“Glenn, I—I—” she stammered. Her tongue seemed to cleave to the roof of her mouth.
“Soon? Say yes, Nancy! I’m crazy about you, don’t you know that? Why don’t you say when, Nancy?”
She felt desperate, as if some force were closing in upon her, relentlessly. She had to speak, and yet she couldn’t. She tried to escape from the arms that held her, but they clasped her all the closer. His eager lips closed on hers.
“Nancy! Ah, darling, why not let everything go and marry me at once?”
Ah, why not, indeed? As if Peter Champneys had reached across the sea to divide her and Glenn, a stern voice answered Glenn’s question.
“Because she has a husband already,” it said harshly. Chalky white, with blazing eyes, Chadwick Champneys confronted Peter’s wife in another man’s arms. “She is married to my nephew, Peter Champneys. Is it possible you do not know?”
Glenn’s arms dropped. Intuitively he moved away from her. His visage blanched, and he stared at her strangely.
“Nancy, is this thing true?”
Nancy nodded. She said in a lifeless voice: “Oh yes, it’s true. I was trying to tell you, but—” And then she broke into a cry: “Glenn, you don’t understand! Glenn, listen, please listen! I did love you, I do love you, Glenn! You—you don’t know—you don’t understand—”
The boy staggered. He was an honorable, clean-souled boy, heir to old heritages of pride, and faith, and chivalry. A dull, shamed red crept from cheek to brow, replacing his pallor. His gesture, as he turned away from her, made her feel as if she had been struck across the face. She winced. She saw herself judged and condemned.
“Mr. Champneys,” stammered Glenn, painfully, “surely you know I didn’t understand—don’t you? I—we—fell in love, sir. We’d meant to wait—that’s why I didn’t come to you at once—but I—that is, I was very much in love with her, and I was going to make a clean breast of it and ask you what we’d better do. And you’re not to think I’m—dishonorable—” he choked over the word.
Knowing the boy’s breed, Champneys laid a not unkindly hand on his shoulder.

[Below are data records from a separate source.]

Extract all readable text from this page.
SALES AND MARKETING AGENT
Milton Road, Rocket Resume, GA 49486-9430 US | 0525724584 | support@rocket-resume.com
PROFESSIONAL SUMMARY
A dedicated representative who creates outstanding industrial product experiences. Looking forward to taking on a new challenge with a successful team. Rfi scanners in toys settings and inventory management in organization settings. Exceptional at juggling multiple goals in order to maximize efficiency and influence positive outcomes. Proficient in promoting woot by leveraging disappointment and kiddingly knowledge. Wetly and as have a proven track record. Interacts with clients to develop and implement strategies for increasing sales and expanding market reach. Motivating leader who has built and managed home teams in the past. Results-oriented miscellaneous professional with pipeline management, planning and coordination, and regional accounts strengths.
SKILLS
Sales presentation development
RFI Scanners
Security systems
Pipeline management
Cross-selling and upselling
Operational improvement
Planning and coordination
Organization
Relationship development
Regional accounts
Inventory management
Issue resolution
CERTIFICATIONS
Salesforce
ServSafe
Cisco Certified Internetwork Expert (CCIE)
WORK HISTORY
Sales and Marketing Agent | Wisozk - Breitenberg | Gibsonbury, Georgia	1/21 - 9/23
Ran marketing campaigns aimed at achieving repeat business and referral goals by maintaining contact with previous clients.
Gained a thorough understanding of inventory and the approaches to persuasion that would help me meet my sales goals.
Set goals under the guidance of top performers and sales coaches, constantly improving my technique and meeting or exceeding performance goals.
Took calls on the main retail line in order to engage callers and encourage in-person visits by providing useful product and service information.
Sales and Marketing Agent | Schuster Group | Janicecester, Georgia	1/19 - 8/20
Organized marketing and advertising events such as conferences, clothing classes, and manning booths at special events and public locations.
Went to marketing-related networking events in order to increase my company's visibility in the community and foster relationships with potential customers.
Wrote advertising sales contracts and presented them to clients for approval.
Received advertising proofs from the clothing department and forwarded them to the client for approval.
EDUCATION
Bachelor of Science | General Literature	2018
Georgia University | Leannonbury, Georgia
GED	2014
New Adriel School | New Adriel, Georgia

“I see how it was,” he said. “And—I guess you’re punished enough, without any reproaches from me.”
Glenn turned to Nancy. “Why did you do it?” he cried. “I loved you, I trusted you. Nancy, why did you do such a thing—to me?”
She twisted her fingers. Well, this was the end. She was to be thrust out of the new brightness, back into the drab dreariness, the emptiness that was her fate. She lifted tragic eyes.
“I never expected you to love me. But when you did—I just had to let you! Nobody else cared—ever. And I loved you for loving me—I couldn’t help it, Glenn; I couldn’t help it!” Her voice broke. She stood there, twisting her fingers.